The Big Sick — a sweet, warm and very, very funny film

The Big Sick is much more than just the romantic comedy it’s being marketed as. It’s a daring concept for a film, telling as it does the story of the romance of its central characters Kumail and Emily, who meet after she heckles his stand-up comedy show, fall for each other, and then see their relationship falter directly before she is put into a coma after developing the eponymous Big Sick. What makes it a daring concept is the fact that it’s a true story, with Kumail Nanjiani, who wrote the script with his wife Emily, playing himself.

The Big Sick

Kumail Nanjiani and Zoe Kazan in The Big Sick

And it works quite remarkably well. Nanjiani weaves into the story a rather confessional look at his own upbringing, poking affectionate fun at his Pakistani upbringing and his mother’s attempts to find him a nice Pakistani girl, in Chicago, to marry, all the while trying to avoid discussing with Emily how unlikely his family would be to accept a white girl as his future wife.

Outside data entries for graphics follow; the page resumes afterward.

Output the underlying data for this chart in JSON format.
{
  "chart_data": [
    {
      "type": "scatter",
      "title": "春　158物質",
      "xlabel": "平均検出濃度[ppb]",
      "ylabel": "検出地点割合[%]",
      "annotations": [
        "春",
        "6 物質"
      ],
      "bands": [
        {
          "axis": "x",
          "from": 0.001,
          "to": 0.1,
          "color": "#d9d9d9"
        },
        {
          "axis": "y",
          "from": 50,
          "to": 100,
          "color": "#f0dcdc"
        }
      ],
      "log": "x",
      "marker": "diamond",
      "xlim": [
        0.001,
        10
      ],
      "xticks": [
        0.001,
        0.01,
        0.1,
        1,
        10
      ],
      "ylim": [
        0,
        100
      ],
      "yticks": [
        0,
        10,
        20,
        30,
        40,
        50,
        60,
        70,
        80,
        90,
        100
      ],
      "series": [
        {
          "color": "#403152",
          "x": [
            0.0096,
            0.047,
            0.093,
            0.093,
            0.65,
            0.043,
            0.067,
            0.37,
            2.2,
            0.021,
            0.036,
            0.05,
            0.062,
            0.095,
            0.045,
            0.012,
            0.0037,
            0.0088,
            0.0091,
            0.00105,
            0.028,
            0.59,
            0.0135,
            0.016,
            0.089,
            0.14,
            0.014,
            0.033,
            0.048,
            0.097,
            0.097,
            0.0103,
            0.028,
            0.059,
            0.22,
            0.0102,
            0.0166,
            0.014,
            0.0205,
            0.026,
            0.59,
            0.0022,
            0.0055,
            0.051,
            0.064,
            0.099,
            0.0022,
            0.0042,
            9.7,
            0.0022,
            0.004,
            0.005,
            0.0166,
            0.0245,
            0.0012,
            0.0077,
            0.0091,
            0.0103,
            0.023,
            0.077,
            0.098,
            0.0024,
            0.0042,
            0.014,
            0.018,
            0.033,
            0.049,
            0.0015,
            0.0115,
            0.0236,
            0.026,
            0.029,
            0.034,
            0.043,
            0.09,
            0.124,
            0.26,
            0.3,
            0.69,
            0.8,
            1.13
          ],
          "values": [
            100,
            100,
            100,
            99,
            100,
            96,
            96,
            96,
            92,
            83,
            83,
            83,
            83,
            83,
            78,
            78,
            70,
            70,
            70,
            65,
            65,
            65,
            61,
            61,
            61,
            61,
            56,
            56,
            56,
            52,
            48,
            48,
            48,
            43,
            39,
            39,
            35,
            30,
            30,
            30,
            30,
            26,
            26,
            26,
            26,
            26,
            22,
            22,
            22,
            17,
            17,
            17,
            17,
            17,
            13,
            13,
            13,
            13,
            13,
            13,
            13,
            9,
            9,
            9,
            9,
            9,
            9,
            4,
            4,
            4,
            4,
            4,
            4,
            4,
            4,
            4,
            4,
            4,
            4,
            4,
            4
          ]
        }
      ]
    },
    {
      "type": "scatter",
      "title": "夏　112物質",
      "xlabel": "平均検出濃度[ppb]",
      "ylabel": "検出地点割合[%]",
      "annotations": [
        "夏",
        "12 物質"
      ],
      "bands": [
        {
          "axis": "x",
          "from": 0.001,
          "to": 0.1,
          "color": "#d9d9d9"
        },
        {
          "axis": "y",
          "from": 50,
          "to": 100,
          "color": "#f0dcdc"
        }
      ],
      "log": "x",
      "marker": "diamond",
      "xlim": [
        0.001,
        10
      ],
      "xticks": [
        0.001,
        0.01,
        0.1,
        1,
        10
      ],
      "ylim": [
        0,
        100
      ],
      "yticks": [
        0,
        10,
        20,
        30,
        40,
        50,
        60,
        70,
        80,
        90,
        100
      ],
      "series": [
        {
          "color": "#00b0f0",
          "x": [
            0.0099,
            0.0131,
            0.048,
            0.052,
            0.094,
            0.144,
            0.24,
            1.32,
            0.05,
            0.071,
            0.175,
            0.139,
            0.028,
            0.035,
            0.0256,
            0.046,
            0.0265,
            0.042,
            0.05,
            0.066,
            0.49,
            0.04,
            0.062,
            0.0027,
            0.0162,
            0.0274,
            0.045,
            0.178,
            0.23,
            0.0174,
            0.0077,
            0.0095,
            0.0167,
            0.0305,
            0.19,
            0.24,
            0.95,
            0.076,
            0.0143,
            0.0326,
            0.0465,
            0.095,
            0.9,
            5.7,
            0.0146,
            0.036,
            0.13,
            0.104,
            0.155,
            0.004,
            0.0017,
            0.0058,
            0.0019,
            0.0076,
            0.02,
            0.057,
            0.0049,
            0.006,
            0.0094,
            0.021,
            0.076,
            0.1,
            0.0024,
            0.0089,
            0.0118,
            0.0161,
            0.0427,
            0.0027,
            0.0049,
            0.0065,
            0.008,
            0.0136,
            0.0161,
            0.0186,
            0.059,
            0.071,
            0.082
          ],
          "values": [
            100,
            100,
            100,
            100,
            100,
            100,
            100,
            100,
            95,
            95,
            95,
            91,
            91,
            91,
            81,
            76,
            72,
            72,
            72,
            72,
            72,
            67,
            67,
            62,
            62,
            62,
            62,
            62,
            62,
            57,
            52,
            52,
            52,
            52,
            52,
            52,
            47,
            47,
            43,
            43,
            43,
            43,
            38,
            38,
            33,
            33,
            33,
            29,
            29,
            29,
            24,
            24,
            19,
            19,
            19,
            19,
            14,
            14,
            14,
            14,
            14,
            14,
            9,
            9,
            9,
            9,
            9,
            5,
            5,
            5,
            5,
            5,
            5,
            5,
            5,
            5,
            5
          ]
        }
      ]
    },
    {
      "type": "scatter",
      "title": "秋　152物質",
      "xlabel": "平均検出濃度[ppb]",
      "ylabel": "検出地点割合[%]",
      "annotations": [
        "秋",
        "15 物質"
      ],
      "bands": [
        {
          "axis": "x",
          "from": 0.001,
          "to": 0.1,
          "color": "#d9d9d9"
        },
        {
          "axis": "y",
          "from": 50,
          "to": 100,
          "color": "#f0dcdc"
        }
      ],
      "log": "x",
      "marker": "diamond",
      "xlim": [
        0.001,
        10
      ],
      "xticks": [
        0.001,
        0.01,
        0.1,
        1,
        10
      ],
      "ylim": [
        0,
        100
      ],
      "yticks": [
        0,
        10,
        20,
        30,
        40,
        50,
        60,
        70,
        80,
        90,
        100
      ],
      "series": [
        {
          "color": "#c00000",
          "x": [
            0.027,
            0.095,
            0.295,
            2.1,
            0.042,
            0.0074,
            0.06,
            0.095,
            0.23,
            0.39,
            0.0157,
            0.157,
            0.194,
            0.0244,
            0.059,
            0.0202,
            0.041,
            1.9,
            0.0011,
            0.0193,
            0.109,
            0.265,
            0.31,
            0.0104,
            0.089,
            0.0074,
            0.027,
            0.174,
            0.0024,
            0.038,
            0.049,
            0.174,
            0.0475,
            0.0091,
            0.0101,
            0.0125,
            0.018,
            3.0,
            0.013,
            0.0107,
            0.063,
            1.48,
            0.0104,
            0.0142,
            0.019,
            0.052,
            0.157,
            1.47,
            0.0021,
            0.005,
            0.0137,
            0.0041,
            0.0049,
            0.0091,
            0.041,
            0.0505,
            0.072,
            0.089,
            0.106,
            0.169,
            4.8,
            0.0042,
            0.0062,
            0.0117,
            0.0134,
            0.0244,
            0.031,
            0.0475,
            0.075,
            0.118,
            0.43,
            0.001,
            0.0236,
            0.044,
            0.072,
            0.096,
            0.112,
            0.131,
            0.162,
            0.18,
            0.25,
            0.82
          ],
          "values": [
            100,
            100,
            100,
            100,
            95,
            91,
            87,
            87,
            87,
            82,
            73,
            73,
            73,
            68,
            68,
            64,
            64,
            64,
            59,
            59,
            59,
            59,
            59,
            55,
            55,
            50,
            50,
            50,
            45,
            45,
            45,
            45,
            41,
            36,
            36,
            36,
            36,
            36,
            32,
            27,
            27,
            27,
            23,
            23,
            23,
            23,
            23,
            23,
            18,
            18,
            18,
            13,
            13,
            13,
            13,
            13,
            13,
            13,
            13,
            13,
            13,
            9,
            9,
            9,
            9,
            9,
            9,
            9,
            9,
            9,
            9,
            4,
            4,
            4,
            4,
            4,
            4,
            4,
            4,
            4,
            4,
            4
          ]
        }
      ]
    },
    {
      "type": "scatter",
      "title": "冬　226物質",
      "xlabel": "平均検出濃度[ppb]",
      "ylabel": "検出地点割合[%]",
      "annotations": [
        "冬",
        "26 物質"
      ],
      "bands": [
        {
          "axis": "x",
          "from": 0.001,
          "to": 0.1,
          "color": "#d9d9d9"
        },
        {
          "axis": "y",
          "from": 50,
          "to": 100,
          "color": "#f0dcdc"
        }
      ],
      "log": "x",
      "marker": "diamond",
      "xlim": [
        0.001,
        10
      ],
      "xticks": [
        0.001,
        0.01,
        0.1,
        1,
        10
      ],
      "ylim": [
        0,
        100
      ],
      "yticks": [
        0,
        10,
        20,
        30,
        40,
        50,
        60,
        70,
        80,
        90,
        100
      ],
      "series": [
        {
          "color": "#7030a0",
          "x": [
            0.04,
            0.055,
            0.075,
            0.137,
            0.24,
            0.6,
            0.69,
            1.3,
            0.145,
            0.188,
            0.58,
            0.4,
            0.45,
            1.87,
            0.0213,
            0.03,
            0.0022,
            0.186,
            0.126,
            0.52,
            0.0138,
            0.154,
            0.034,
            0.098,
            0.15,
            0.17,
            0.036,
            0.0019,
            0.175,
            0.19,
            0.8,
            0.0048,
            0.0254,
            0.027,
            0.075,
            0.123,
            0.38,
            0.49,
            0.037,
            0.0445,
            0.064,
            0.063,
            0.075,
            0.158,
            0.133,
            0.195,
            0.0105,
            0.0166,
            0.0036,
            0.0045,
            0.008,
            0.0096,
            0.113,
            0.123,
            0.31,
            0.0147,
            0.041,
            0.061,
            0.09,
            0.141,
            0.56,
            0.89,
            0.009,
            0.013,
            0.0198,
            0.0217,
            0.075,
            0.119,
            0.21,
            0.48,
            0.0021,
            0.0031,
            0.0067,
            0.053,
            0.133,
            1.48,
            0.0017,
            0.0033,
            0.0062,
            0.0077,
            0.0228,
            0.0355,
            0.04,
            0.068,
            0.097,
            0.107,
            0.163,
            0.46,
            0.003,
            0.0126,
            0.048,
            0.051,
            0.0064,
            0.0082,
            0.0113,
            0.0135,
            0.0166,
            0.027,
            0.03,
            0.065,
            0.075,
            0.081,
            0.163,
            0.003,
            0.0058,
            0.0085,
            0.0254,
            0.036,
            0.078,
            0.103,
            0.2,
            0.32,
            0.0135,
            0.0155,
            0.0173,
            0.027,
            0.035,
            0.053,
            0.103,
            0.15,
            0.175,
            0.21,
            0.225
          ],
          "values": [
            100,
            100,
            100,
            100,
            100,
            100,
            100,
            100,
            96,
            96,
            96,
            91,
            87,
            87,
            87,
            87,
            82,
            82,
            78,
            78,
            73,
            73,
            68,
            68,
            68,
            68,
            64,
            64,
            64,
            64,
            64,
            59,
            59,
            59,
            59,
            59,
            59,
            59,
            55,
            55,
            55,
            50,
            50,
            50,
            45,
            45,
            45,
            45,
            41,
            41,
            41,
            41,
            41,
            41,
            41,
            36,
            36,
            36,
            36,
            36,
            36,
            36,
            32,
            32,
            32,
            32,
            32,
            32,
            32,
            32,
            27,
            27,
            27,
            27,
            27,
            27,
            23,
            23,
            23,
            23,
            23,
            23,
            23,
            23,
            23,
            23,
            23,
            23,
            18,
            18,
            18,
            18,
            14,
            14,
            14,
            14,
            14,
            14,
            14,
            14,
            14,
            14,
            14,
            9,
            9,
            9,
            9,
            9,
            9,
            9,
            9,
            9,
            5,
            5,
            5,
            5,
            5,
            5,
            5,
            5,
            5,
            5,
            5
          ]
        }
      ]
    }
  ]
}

In doing so he tells a beautiful story with genuine warmth and a lot of properly funny jokes.

Najiani and Zoe Kazan, who plays Emily, work remarkably well together on screen. The two inhabit their roles wonderfully — while it’s not too much of a stretch for him, of course, Kazan is a delightful screen presence, and the two seem remarkably well-suited together.

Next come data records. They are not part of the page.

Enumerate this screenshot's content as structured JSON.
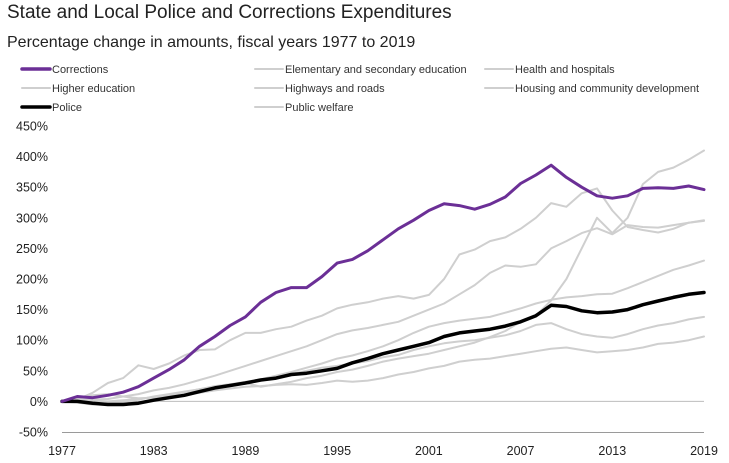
{
  "chart_data": {
    "type": "line",
    "title": "State and Local Police and Corrections Expenditures",
    "subtitle": "Percentage change in amounts, fiscal years 1977 to 2019",
    "x": [
      1977,
      1978,
      1979,
      1980,
      1981,
      1982,
      1983,
      1984,
      1985,
      1986,
      1987,
      1988,
      1989,
      1990,
      1991,
      1992,
      1993,
      1994,
      1995,
      1996,
      1997,
      1998,
      1999,
      2000,
      2001,
      2002,
      2003,
      2004,
      2005,
      2006,
      2007,
      2008,
      2009,
      2010,
      2011,
      2012,
      2013,
      2014,
      2015,
      2016,
      2017,
      2018,
      2019
    ],
    "x_ticks": [
      "1977",
      "1983",
      "1989",
      "1995",
      "2001",
      "2007",
      "2013",
      "2019"
    ],
    "y_ticks": [
      "-50%",
      "0%",
      "50%",
      "100%",
      "150%",
      "200%",
      "250%",
      "300%",
      "350%",
      "400%",
      "450%"
    ],
    "ylim": [
      -50,
      450
    ],
    "legend_placement": "top",
    "series": [
      {
        "name": "Corrections",
        "color": "#6b2f96",
        "width": 3,
        "values": [
          0,
          8,
          6,
          10,
          15,
          24,
          38,
          52,
          68,
          90,
          106,
          124,
          138,
          162,
          178,
          186,
          186,
          204,
          226,
          232,
          246,
          264,
          282,
          296,
          312,
          323,
          320,
          314,
          322,
          334,
          356,
          370,
          386,
          366,
          350,
          336,
          332,
          336,
          348,
          349,
          348,
          352,
          346
        ]
      },
      {
        "name": "Elementary and secondary education",
        "color": "#cfcfcf",
        "width": 2,
        "values": [
          0,
          2,
          1,
          0,
          2,
          4,
          7,
          10,
          15,
          20,
          25,
          28,
          32,
          36,
          42,
          48,
          55,
          62,
          70,
          75,
          82,
          90,
          100,
          112,
          122,
          128,
          132,
          135,
          138,
          145,
          152,
          160,
          166,
          170,
          172,
          175,
          176,
          185,
          195,
          205,
          215,
          222,
          230
        ]
      },
      {
        "name": "Health and hospitals",
        "color": "#cfcfcf",
        "width": 2,
        "values": [
          0,
          3,
          3,
          4,
          8,
          12,
          18,
          22,
          28,
          35,
          42,
          50,
          58,
          66,
          74,
          82,
          90,
          100,
          110,
          116,
          120,
          125,
          130,
          140,
          150,
          160,
          175,
          190,
          210,
          222,
          220,
          224,
          250,
          262,
          275,
          283,
          273,
          288,
          285,
          284,
          288,
          292,
          296
        ]
      },
      {
        "name": "Higher education",
        "color": "#cfcfcf",
        "width": 2,
        "values": [
          0,
          5,
          10,
          12,
          8,
          5,
          6,
          10,
          15,
          20,
          24,
          28,
          30,
          35,
          40,
          45,
          50,
          55,
          58,
          62,
          66,
          72,
          76,
          84,
          90,
          95,
          98,
          100,
          104,
          108,
          115,
          125,
          128,
          118,
          110,
          106,
          104,
          110,
          118,
          124,
          128,
          134,
          138
        ]
      },
      {
        "name": "Highways and roads",
        "color": "#cfcfcf",
        "width": 2,
        "values": [
          0,
          3,
          14,
          30,
          38,
          59,
          53,
          62,
          75,
          84,
          85,
          100,
          112,
          112,
          118,
          122,
          132,
          140,
          152,
          158,
          162,
          168,
          172,
          168,
          174,
          200,
          240,
          248,
          262,
          268,
          282,
          300,
          324,
          318,
          340,
          348,
          312,
          285,
          280,
          276,
          282,
          292,
          295
        ]
      },
      {
        "name": "Housing and community development",
        "color": "#cfcfcf",
        "width": 2,
        "values": [
          0,
          -2,
          -5,
          -3,
          0,
          3,
          8,
          12,
          16,
          20,
          23,
          26,
          30,
          24,
          28,
          32,
          38,
          42,
          48,
          52,
          58,
          65,
          70,
          74,
          78,
          84,
          90,
          96,
          105,
          115,
          130,
          140,
          165,
          200,
          250,
          300,
          275,
          300,
          355,
          375,
          382,
          395,
          410
        ]
      },
      {
        "name": "Public welfare",
        "color": "#cfcfcf",
        "width": 2,
        "values": [
          0,
          -1,
          -3,
          -4,
          -3,
          -1,
          2,
          6,
          10,
          14,
          18,
          21,
          24,
          25,
          27,
          28,
          27,
          30,
          34,
          32,
          34,
          38,
          44,
          48,
          54,
          58,
          65,
          68,
          70,
          74,
          78,
          82,
          86,
          88,
          84,
          80,
          82,
          84,
          88,
          94,
          96,
          100,
          106
        ]
      },
      {
        "name": "Police",
        "color": "#000000",
        "width": 3.5,
        "values": [
          0,
          0,
          -3,
          -5,
          -5,
          -3,
          2,
          6,
          10,
          16,
          22,
          26,
          30,
          35,
          38,
          44,
          46,
          50,
          54,
          63,
          70,
          78,
          84,
          90,
          96,
          106,
          112,
          115,
          118,
          123,
          130,
          140,
          157,
          155,
          148,
          145,
          146,
          150,
          158,
          164,
          170,
          175,
          178
        ]
      }
    ],
    "legend_order": [
      "Corrections",
      "Elementary and secondary education",
      "Health and hospitals",
      "Higher education",
      "Highways and roads",
      "Housing and community development",
      "Police",
      "Public welfare"
    ]
  }
}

The supporting cast, similarly, find depth and richness in their characters. Holly Hunter and Ray Romano play Emily’s parents, who initially view Kumail as the man who broke their ill daughter’s heart but eventually come to embrace him; Romano manages to find just the right amount of awkwardness as his character gets to know Kumail, who appears to be the first Muslim he’s ever met, and Nanjiani’s script, while making the character squirm a little initially, clearly suggests that he now has a lot of fondness now for his father in law. Hunter is a little less effective, her sibilant Southern accent a little overplayed and her distrust of Kumail just a tad too abrasive. The magnificently, if less alliteratively, named Zenobia Shroff turns in a subtle and delightful performance as Kumail’s mother, who can’t quite accept that her son has just been going through the motions every time she tries to set him up with the next in a seemingly endless stream of beautiful Pakistani girls who just happen to drop by when the family are together for dinner. Slightly less effective are Kumail’s brother Nadeem (Adell Akhtar) and sister in law Khadija (Vella Lovell), who do their best but aren’t really given that much to do — Khadija’s part in particular is entirely under-written, and, one gets the feeling, could have been left out completely if Nanjiani hadn’t felt the need to include his brother’s wife in his film.

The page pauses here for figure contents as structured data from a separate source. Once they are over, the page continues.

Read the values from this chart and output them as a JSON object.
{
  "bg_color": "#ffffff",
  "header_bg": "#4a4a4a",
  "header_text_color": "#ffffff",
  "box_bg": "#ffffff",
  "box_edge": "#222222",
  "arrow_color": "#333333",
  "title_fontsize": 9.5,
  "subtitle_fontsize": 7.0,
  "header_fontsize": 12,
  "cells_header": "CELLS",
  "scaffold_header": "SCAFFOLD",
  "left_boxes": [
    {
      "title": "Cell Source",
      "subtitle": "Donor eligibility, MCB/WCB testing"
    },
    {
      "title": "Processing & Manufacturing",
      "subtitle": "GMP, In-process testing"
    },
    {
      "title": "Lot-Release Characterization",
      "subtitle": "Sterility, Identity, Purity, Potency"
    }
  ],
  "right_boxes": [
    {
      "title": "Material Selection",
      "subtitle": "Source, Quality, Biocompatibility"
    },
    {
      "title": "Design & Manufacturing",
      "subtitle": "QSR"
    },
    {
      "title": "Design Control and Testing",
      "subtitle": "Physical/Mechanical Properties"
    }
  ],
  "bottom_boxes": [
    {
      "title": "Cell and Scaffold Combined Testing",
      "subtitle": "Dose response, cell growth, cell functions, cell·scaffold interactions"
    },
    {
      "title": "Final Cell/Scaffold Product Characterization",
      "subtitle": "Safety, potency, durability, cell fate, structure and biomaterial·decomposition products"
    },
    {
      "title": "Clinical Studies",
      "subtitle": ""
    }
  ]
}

But what makes the film a real success is the comedy. Nanjiani, now an accomplished comedian, has managed to avoid the usual pitfall of not only romcoms but comedies in general — putting all the jokes in the first half-hour of setup, then going straight as the narrative plays out. But The Big Sick manages to stay funny, consistently and effectively, for its entire running order — even, remarkably, when it’s dealing with a comedian whose girlfriend is in a coma. Indeed, even when Kumail fails, woefully, to deliver the jokes in the biggest stand-up audition of his life, and Nanjiani, obviously digging deep into his memories of the true story of Emily’s illness, depicts a man barely holding himself together onstage, the film manages to find a way to remain thoroughly entertaining while at the same time being deeply affecting.

The Big Sick is, then, a very funny film, a beautiful tale made all the more remarkable that it is, in the end, a highly personal story, a film that is ultimately a love letter to a woman the creator clearly adores. And it’s brilliant.